Pelosi, who described the destruction as “unfathomable,” presented a flag which had flown over the nation’s capital to Santa Rosa Fire Chief Tony Gossner and pledged support for the recovery.

“We will do everything we can and be with you as long as it takes us to meet your needs,” Pelosi said from the stage. She was accompanied by Sonoma County’s two congressmen, Rep. Mike Thompson, D-St. Helena and Rep. Jared Huffman, D-San Rafael.

Gov. Jerry Brown, in Sacramento, declared a statewide day of remembrance and ordered flags to be flown at half-staff. Brown’s director of the Office of Emergency Services, Mark Ghilarducci, announced the proclamation and promised state support for recovery efforts.

Giordano, Gossner and Cal Fire Chief Ken Pimlott thanked the community for the outpouring of support for first responders and praised firefighters, law enforcement and other groups for their relentless work and the risks they took on to save others.

In all, 21 fires broke out that windy night three weeks ago across Northern California, including five major blazes in Sonoma and Napa counties. Three of those five are now regarded as among California’s top 10 most destructive wildfires, with the deadly Tubbs fire at number 1.

“The night of Oct. 8 we were all tested,” said Gossner, who paused a few times in his comments to hold back his emotions. Firefighters from 382 agencies across 14 states — and a team from Australia — responded to help, Gossner said. Eighty-two law enforcement agencies sent reinforcements, he said.

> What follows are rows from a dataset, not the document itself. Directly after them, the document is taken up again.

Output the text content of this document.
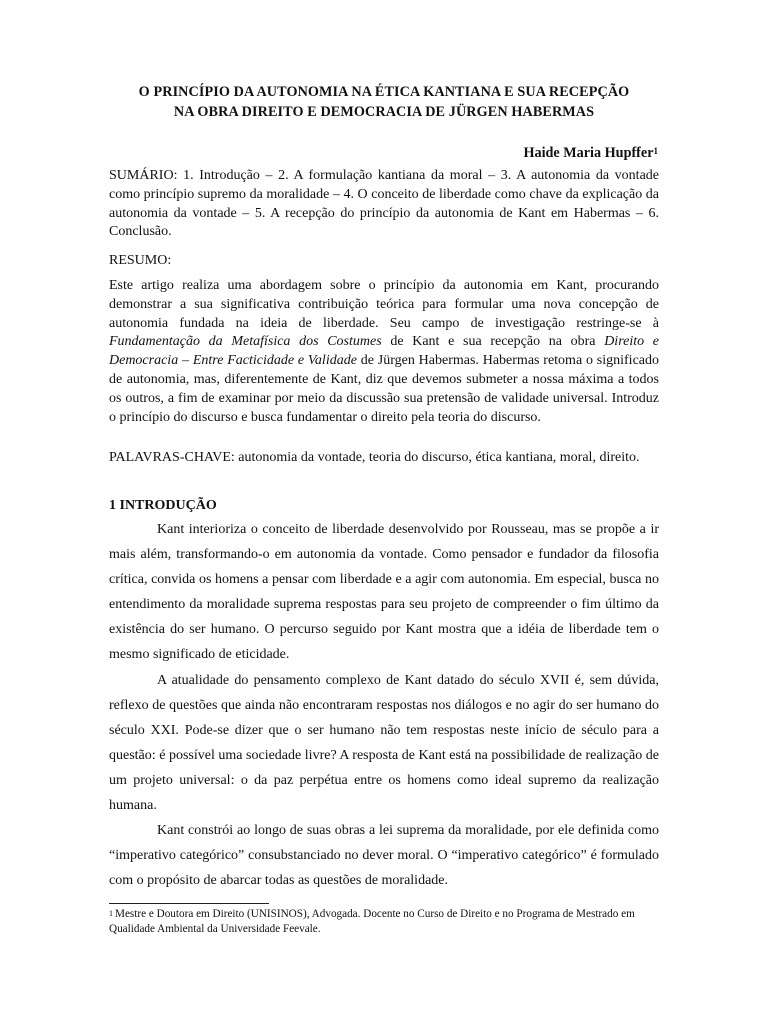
O PRINCÍPIO DA AUTONOMIA NA ÉTICA KANTIANA E SUA RECEPÇÃO
NA OBRA DIREITO E DEMOCRACIA DE JÜRGEN HABERMAS
Haide Maria Hupffer$^1$

SUMÁRIO: 1. Introdução – 2. A formulação kantiana da moral – 3. A autonomia da vontade como princípio supremo da moralidade – 4. O conceito de liberdade como chave da explicação da autonomia da vontade – 5. A recepção do princípio da autonomia de Kant em Habermas – 6. Conclusão.

RESUMO:

Este artigo realiza uma abordagem sobre o princípio da autonomia em Kant, procurando demonstrar a sua significativa contribuição teórica para formular uma nova concepção de autonomia fundada na ideia de liberdade. Seu campo de investigação restringe-se à Fundamentação da Metafísica dos Costumes de Kant e sua recepção na obra Direito e Democracia – Entre Facticidade e Validade de Jürgen Habermas. Habermas retoma o significado de autonomia, mas, diferentemente de Kant, diz que devemos submeter a nossa máxima a todos os outros, a fim de examinar por meio da discussão sua pretensão de validade universal. Introduz o princípio do discurso e busca fundamentar o direito pela teoria do discurso.

PALAVRAS-CHAVE: autonomia da vontade, teoria do discurso, ética kantiana, moral, direito.

1 INTRODUÇÃO

Kant interioriza o conceito de liberdade desenvolvido por Rousseau, mas se propõe a ir mais além, transformando-o em autonomia da vontade. Como pensador e fundador da filosofia crítica, convida os homens a pensar com liberdade e a agir com autonomia. Em especial, busca no entendimento da moralidade suprema respostas para seu projeto de compreender o fim último da existência do ser humano. O percurso seguido por Kant mostra que a idéia de liberdade tem o mesmo significado de eticidade.

A atualidade do pensamento complexo de Kant datado do século XVII é, sem dúvida, reflexo de questões que ainda não encontraram respostas nos diálogos e no agir do ser humano do século XXI. Pode-se dizer que o ser humano não tem respostas neste início de século para a questão: é possível uma sociedade livre? A resposta de Kant está na possibilidade de realização de um projeto universal: o da paz perpétua entre os homens como ideal supremo da realização humana.

Kant constrói ao longo de suas obras a lei suprema da moralidade, por ele definida como “imperativo categórico” consubstanciado no dever moral. O “imperativo categórico” é formulado com o propósito de abarcar todas as questões de moralidade.

$^1$ Mestre e Doutora em Direito (UNISINOS), Advogada. Docente no Curso de Direito e no Programa de Mestrado em Qualidade Ambiental da Universidade Feevale.
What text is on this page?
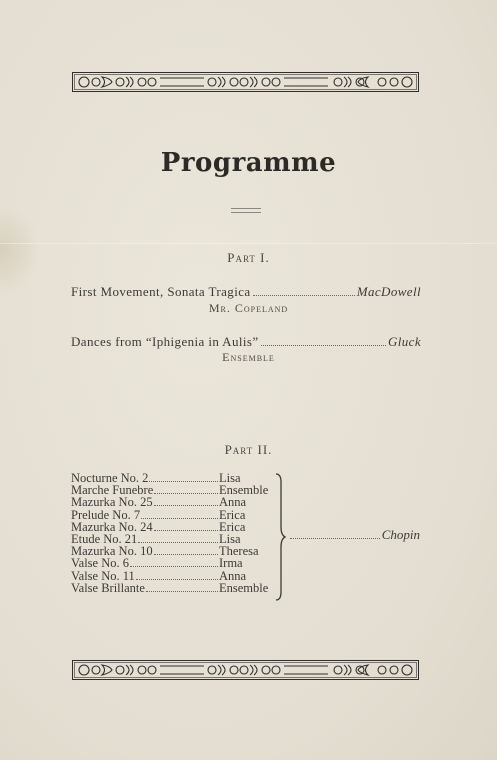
Programme
Part I.
First Movement, Sonata Tragica	MacDowell
Mr. Copeland
Dances from “Iphigenia in Aulis”	Gluck
Ensemble
Part II.
Nocturne No. 2	Lisa
Marche Funebre	Ensemble
Mazurka No. 25	Anna
Prelude No. 7	Erica
Mazurka No. 24	Erica
Etude No. 21	Lisa
Mazurka No. 10	Theresa
Valse No. 6	Irma
Valse No. 11	Anna
Valse Brillante	Ensemble
Chopin
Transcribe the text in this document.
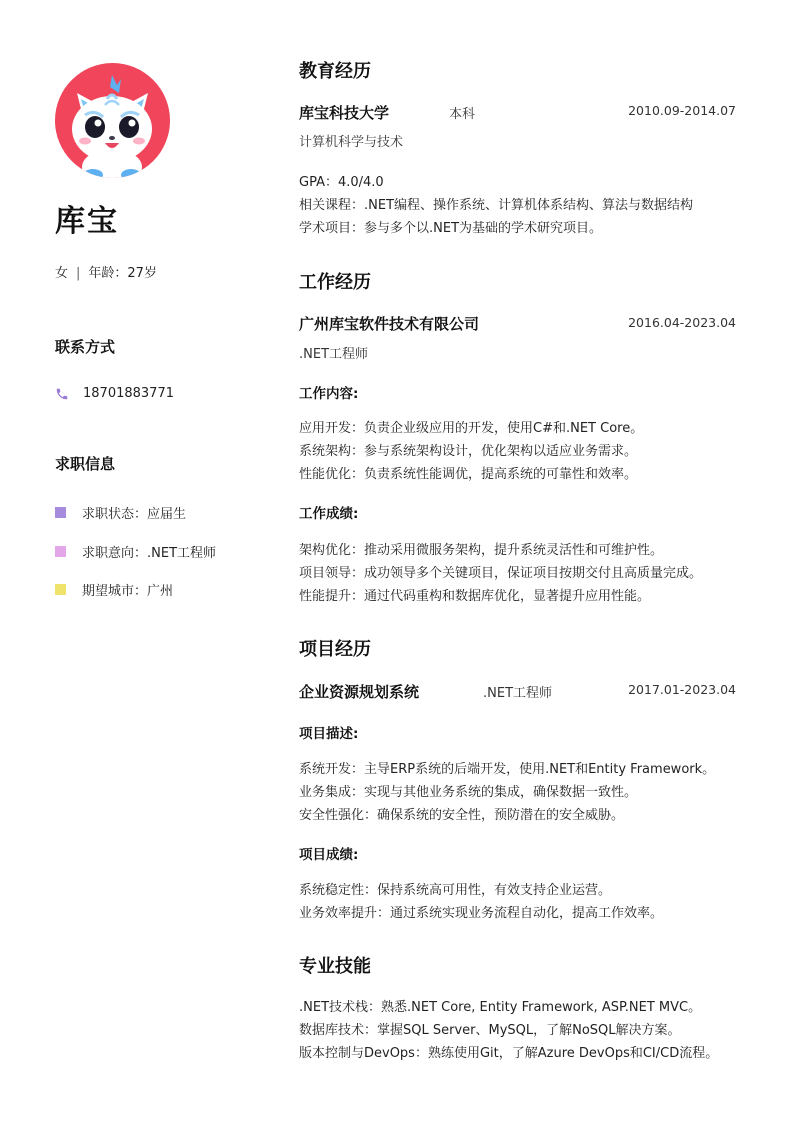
库宝
女 | 年龄：27岁
联系方式
18701883771
求职信息
求职状态：应届生
求职意向：.NET工程师
期望城市：广州
教育经历
库宝科技大学	本科	2010.09-2014.07
计算机科学与技术
GPA：4.0/4.0
相关课程：.NET编程、操作系统、计算机体系结构、算法与数据结构
学术项目：参与多个以.NET为基础的学术研究项目。
工作经历
广州库宝软件技术有限公司	2016.04-2023.04
.NET工程师
工作内容:
应用开发：负责企业级应用的开发，使用C#和.NET Core。
系统架构：参与系统架构设计，优化架构以适应业务需求。
性能优化：负责系统性能调优，提高系统的可靠性和效率。
工作成绩:
架构优化：推动采用微服务架构，提升系统灵活性和可维护性。
项目领导：成功领导多个关键项目，保证项目按期交付且高质量完成。
性能提升：通过代码重构和数据库优化，显著提升应用性能。
项目经历
企业资源规划系统	.NET工程师	2017.01-2023.04
项目描述:
系统开发：主导ERP系统的后端开发，使用.NET和Entity Framework。
业务集成：实现与其他业务系统的集成，确保数据一致性。
安全性强化：确保系统的安全性，预防潜在的安全威胁。
项目成绩:
系统稳定性：保持系统高可用性，有效支持企业运营。
业务效率提升：通过系统实现业务流程自动化，提高工作效率。
专业技能
.NET技术栈：熟悉.NET Core, Entity Framework, ASP.NET MVC。
数据库技术：掌握SQL Server、MySQL，了解NoSQL解决方案。
版本控制与DevOps：熟练使用Git，了解Azure DevOps和CI/CD流程。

“I have never been more proud to stand shoulder to shoulder with all of you. You did it with courage, humility and you did it with empathy and compassion,” Gossner said. “I’m so proud of every one of you.”

Dispatchers, Giordano and Gossner said, were the disaster’s “unsung heroes,” taking panicked calls from people trapped by fire and talking them through to safety.

“Dispatchers stayed on the line with everyone until the line had gone silent,” Gossner said. “That is remarkable.”

Billy Andre, pastor of The Bridge church in Santa Rosa, was among four religious leaders on hand. He wore a borrowed suit and sunglasses from his congregation’s lost-and-found.

He recounted how his wife, three children and two dogs fled their neighborhood as flames approached, grabbing dog food and three photo albums — two of which later turned out to be empty, one of many projects they’d once had intended to complete.

Andre said the grief and the sorrow are “all part of the healing process.”

Nancy Bacon and her family, who lost their Coffey Park home, stood at the ceremony feeling “forever changed” and grateful for a gathering she described as “Sad, but great.”

“I think knowing we’re not alone, there are so many of us, it made a difference,” Bacon said. “So many of us.”

Santa Rosa Mayor Chris Coursey, prior to the event, said he had pressed Pelosi and other officials to deliver on their pledges of financial support. “We need the U.S. government to let us be flexible and creative with those resources,” he said.

Afterwards, the mayor said that the region’s recovery depended on sustained solidarity

“We need to hang on to the unity and the togetherness,” he said “We’re all going to really need each other.”